The Santo Tomás Project hosts a porphyry copper deposit comprised of fracture and disseminated Cu and Mo sulphides with significant Au and Ag credits. The Project lies within the Laramide Belt, a NW-SE trending copper belt extending from southwestern USA into southern Mexico that includes numerous world-class copper deposits, including the Cananea district, which hosts one of the largest copper deposits in the world.
Mineralization at Santo Tomás is mapped on surface and drill tested along a strike length of 4 km. The Project was initially defined by exploration from 1968 to 1994. During that time, Santo Tomás was tested by 106 diamond and reverse circulation drill holes totaling approximately 30,000 meters. In 1994, at the request of Exall Resources Limited, a resource estimate was conducted by Mintec, Inc. of Tucson, Arizona. In addition, metallurgical testing was conducted by Mountain States Research and Development, Inc. (“MSRDI”) and, in reliance on information generated by these studies, a Prefeasibility Study was conducted by Bateman Engineering Inc. of Tucson, Arizona which yielded a positive result. Bateman completed this study, titled “Santo Tomás Project, Sinaloa, Mexico, Pre-Feasibility Study”, in July 1994, using only measured and indicated mineral resource estimates* in its work. This report contemplated mining rates of up to 120,000 TPD, producing up to 300 million pounds of copper per year, plus quantities of gold and silver, in a high-quality concentrate. Conventional open pit mining, hauling and ore beneficiation technology are all addressed in the study, with no design risks identified or implied.
While the economic assessment by Bateman contains favourable metallurgical test results and engineering designs that remain broadly acceptable today, the Company considers these historical studies and associated mineral resource estimates to be conceptual in nature only, until confirmed by current technical programs.

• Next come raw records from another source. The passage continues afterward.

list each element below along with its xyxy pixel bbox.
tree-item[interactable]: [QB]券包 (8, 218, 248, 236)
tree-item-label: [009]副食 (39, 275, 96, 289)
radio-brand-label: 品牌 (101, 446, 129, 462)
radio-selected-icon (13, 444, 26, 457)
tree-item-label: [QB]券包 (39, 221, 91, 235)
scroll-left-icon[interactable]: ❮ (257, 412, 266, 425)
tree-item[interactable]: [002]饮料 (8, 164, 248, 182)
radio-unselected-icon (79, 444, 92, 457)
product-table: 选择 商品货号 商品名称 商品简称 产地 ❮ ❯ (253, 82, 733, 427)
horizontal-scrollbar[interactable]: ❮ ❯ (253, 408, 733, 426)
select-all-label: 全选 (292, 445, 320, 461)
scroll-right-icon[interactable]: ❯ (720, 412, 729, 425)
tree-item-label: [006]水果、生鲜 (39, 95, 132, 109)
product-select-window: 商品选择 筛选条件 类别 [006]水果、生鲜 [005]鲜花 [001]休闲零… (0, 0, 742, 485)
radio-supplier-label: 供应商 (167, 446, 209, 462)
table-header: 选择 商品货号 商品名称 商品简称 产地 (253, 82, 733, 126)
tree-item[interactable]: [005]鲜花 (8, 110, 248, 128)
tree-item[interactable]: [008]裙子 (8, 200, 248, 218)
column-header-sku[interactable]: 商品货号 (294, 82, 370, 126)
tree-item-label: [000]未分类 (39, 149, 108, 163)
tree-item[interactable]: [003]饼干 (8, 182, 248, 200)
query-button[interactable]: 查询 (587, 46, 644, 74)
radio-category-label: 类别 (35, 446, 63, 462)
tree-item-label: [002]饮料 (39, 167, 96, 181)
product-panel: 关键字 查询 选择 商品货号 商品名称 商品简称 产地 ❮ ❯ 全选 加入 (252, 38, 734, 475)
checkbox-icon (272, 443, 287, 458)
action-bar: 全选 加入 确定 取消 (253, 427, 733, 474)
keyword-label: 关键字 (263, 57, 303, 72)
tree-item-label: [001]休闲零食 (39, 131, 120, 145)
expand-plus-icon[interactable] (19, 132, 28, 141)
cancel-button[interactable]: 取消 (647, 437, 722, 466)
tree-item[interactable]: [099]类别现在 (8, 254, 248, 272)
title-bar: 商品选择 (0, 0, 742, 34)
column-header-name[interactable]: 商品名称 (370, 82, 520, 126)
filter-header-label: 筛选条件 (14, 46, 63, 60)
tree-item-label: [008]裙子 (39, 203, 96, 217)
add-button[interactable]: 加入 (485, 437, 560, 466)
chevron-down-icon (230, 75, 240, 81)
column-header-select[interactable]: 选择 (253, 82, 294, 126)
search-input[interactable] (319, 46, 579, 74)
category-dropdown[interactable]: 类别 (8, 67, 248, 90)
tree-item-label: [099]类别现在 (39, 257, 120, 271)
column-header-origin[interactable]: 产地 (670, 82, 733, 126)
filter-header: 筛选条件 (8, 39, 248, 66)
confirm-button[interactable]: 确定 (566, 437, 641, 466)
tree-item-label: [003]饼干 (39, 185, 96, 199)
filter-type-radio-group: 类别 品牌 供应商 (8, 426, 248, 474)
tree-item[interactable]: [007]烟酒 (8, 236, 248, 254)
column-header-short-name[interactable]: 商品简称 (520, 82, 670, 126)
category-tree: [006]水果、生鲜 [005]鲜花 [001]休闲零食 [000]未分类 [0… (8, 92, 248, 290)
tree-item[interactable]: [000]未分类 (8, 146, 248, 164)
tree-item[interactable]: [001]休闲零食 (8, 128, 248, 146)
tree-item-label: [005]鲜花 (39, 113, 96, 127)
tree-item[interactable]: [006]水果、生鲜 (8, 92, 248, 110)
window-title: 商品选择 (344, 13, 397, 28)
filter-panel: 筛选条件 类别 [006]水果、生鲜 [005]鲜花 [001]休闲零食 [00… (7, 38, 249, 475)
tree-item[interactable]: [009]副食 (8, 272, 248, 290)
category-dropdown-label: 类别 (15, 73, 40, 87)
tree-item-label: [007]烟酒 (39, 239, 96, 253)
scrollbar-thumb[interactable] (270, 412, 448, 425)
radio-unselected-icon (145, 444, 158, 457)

In 2017, Oroco initiated a comprehensive geological mapping program of the entire project area as a part of its project evaluation work. This was created using all available exploration data from historic diamond drilling, rotary and reverse circulation holes from the 1968 – 1994 exploration programs together with their associated reports.
In 2019, the Company began rehabilitating access to the property and the construction of camp and support facilities on site. In September of 2020, the company commenced a full 3-D resistivity and induced polarization (IP) survey. This survey is targeted to cover an area of approximately 10 square kilometers of the property, encompassing the mineralized South Zone, North Zone and Brasiles Zone at Santo Tomas.
Location and Infrastructure
The Santo Tomás Project is located in the municipality of Choix, on the south bank of the Fuerte River, in the western Sierra Madre mountain range. The project straddles the border between the States of Sinaloa and Chihuahua. Proximal infrastructure includes the deep-water port of Topolobampo, located 175km to the south-west, connected by sealed roads, a rail line, high voltage power supply, and a high-pressure gas pipeline, all within 20km or less of Santo Tomás. The region hosts numerous mining operations and has a strong regional mining culture and a highly supportive local community.
*The resource estimates are a Historical Estimate as defined in NI 43-101 of the Canadian Securities Administration. While the Historical Estimate is considered reliable and relevant as they employ reliable estimate practice and utilized all available drilling information in the preparation of the Historical Estimates, a qualified person has not done sufficient work to classify the Historical Estimates as current mineral resources or mineral reserves and the Company is not treating them as current mineral resources or mineral reserves. For the Historical Estimates to be reported as a current resource estimates, resampling and assay of historical drill samples, twinning of historical drill holes, and a new program of regularly spaced drilling are required, and for these reasons the Company has no intention of reporting the Historical Estimate as a current resource estimate.